Woman doing yoga with her dog.

Everything about owning a dog seems to lend itself to better heart health. Just the act of petting a dog lowers heart rate and blood pressure. A 2017 Chinese study found a link between dog ownership and reduced risk of coronary artery disease, while other studies show pet owners have slightly lower cholesterol and are more likely to survive a heart attack.


Person running in field with a dog.

While other pets have positive effects on your health as well, dogs have the added benefit of needing to be walked and played with numerous times a day. This means that many dog owners are getting 30 minutes of exercise a day, lowering their risk of cardiovascular disease.


Woman cuddling her dog.

Dog owners are less likely to suffer from depression than non-pet owners. Even for those people who are clinically depressed, having a pet to take care of can help them out of a depressive episode. Since taking care of a dog requires a routine and forces you to stay at least a little active, dog owners are more likely to interact with others and have an increased sense of well-being while tending to their pet. The interaction with and love received from a dog can also help people stay positive. Even the mere act of looking at your pet increases the amount of oxytocin, the "feel good" chemical, in the brain.


Large bulldog licking a laughing man.

Not only does dog ownership indirectly tell others that you're trustworthy, your trusty companion can help facilitate friendships and social networks. A 2015 study published in PLOS One found that dogs can be both the catalyst for sparking new relationships and also the means for keeping social networks thriving. One study even showed that those with dogs also had closer and more supportive relationships with the people in their lives.


Man high-fiving his dog.

Your dog could save your life one day: It seems that our canine friends have the ability to smell cancer in the human body. Stories abound of owners whose dogs kept sniffing or licking a mole or lump on their body so they got it checked out, discovering it was cancerous. The anecdotal evidence has been backed up by scientific studies, and some dogs are now trained to detect cancer.


Woman working on a computer while petting a dog.

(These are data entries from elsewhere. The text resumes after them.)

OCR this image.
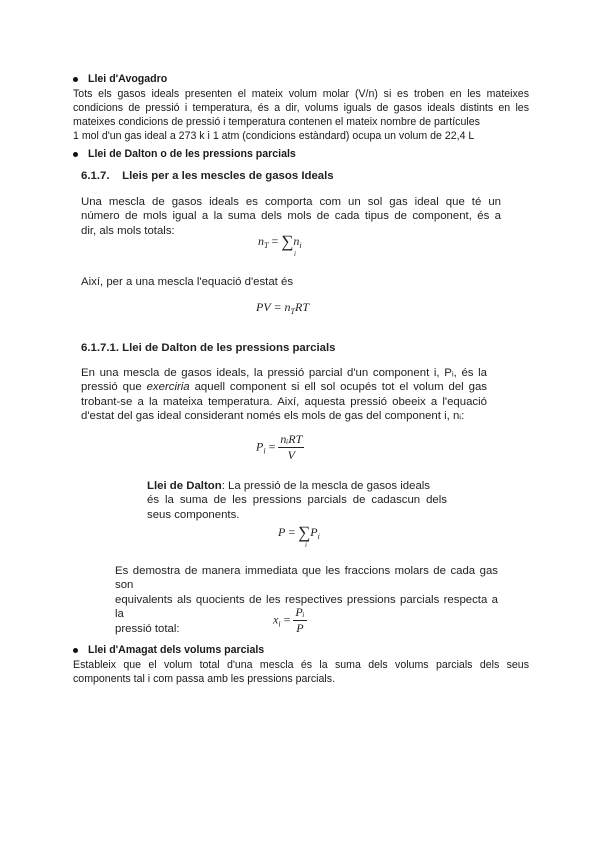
Llei d'Avogadro
Tots els gasos ideals presenten el mateix volum molar (V/n) si es troben en les mateixes
condicions de pressió i temperatura, és a dir, volums iguals de gasos ideals distints en les
mateixes condicions de pressió i temperatura contenen el mateix nombre de partícules
1 mol d'un gas ideal a 273 k i 1 atm (condicions estàndard) ocupa un volum de 22,4 L
Llei de Dalton o de les pressions parcials
6.1.7.    Lleis per a les mescles de gasos Ideals
Una mescla de gasos ideals es comporta com un sol gas ideal que té un
número de mols igual a la suma dels mols de cada tipus de component, és a
dir, als mols totals:
$n_T = \sum n_i$
i
Així, per a una mescla l'equació d'estat és
PV = $n_TRT$
6.1.7.1. Llei de Dalton de les pressions parcials
En una mescla de gasos ideals, la pressió parcial d'un component i, Pᵢ, és la
pressió que exerciria aquell component si ell sol ocupés tot el volum del gas
trobant-se a la mateixa temperatura. Així, aquesta pressió obeeix a l'equació
d'estat del gas ideal considerant només els mols de gas del component i, nᵢ:
$P_i = \frac{\text{nᵢRT}}{V}$
Llei de Dalton: La pressió de la mescla de gasos ideals
és la suma de les pressions parcials de cadascun dels
seus components.
$P = \sum P_i$
i
Es demostra de manera immediata que les fraccions molars de cada gas son
equivalents als quocients de les respectives pressions parcials respecta a la
pressió total:
$x_i = \frac{\text{Pᵢ}}{P}$
Llei d'Amagat dels volums parcials
Estableix que el volum total d'una mescla és la suma dels volums parcials dels seus
components tal i com passa amb les pressions parcials.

The benefits of bringing a dog to work are so increasingly obvious that more companies are catching on. Studies show that people who interact with a pet while working have lower stress levels throughout the day, while people who do not bring a pet see their stress levels increase over time. Dogs in the office also lead to people taking more breaks, to play with or walk the dog, which makes them more energized when they return to work. This, in turn, has been shown to lead to much greater productivity and job satisfaction.

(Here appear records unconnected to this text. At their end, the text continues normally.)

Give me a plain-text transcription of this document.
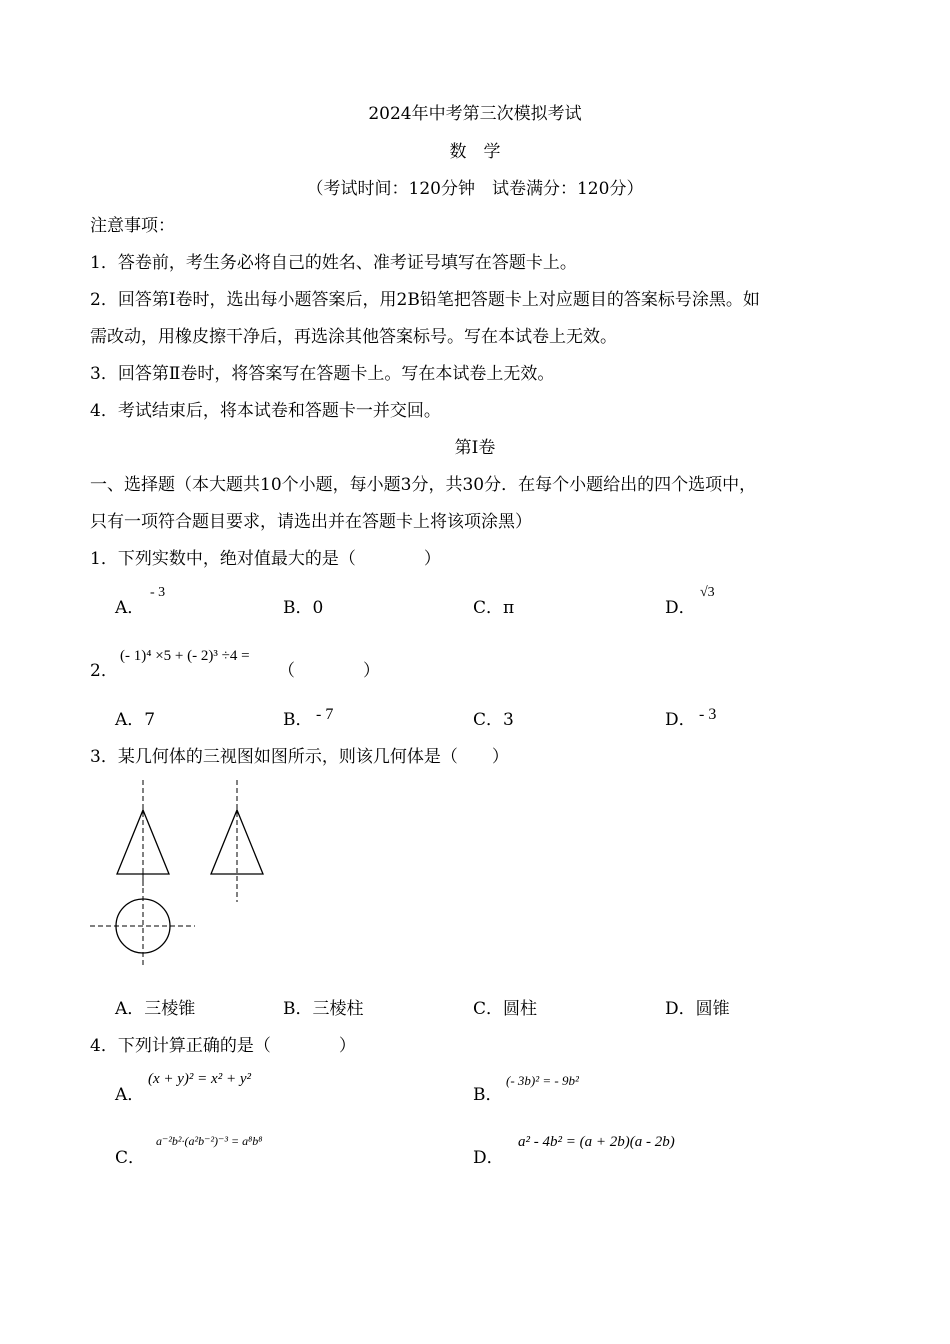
2024年中考第三次模拟考试
数　学
（考试时间：120分钟　试卷满分：120分）
注意事项：
1．答卷前，考生务必将自己的姓名、准考证号填写在答题卡上。
2．回答第Ⅰ卷时，选出每小题答案后，用2B铅笔把答题卡上对应题目的答案标号涂黑。如
需改动，用橡皮擦干净后，再选涂其他答案标号。写在本试卷上无效。
3．回答第Ⅱ卷时，将答案写在答题卡上。写在本试卷上无效。
4．考试结束后，将本试卷和答题卡一并交回。
第Ⅰ卷
一、选择题（本大题共10个小题，每小题3分，共30分．在每个小题给出的四个选项中，
只有一项符合题目要求，请选出并在答题卡上将该项涂黑）
1．下列实数中，绝对值最大的是（　　　　）
A．
- 3
B．0	C．π	D．
√3
2．
(- 1)⁴ ×5 + (- 2)³ ÷4 =
（　　　　）
A．7	B． - 7	C．3	D． - 3
3．某几何体的三视图如图所示，则该几何体是（　　）
A．三棱锥	B．三棱柱	C．圆柱	D．圆锥
4．下列计算正确的是（　　　　）
A．
(x + y)² = x² + y²
B．
(- 3b)² = - 9b²
C．
a⁻²b²·(a²b⁻²)⁻³ = a⁸b⁸
D．
a² - 4b² = (a + 2b)(a - 2b)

Man running in surf with dog.

The kind of dog you have says a lot about your personality. A study in England found a very clear correlation between people's personalities and what type of dogs they owned; for example, people who owned toy dogs tended to be more intelligent, while owners of utility dogs like Dalmatians and bulldogs were the most conscientious. Other studies have found that dog owners in general are more outgoing and friendly than cat owners.


A young boy having fun with his dog.

Though one 2003 study found that there was no link between pet ownership and empathy in a group of children, a 2017 study of 1000 7- to 12-year-olds found that pet attachment of any kind encouraged compassion and positive attitudes toward animals, which promoted better well-being for both the child and the pet. Children with dogs scored the highest for pet attachment, and the study notes that "dogs may help children to regulate their emotions because they can trigger and respond to a child's attachment related behavior." And, of course, only one pet will happily play fetch with a toddler.

A version of this story originally ran in 2015.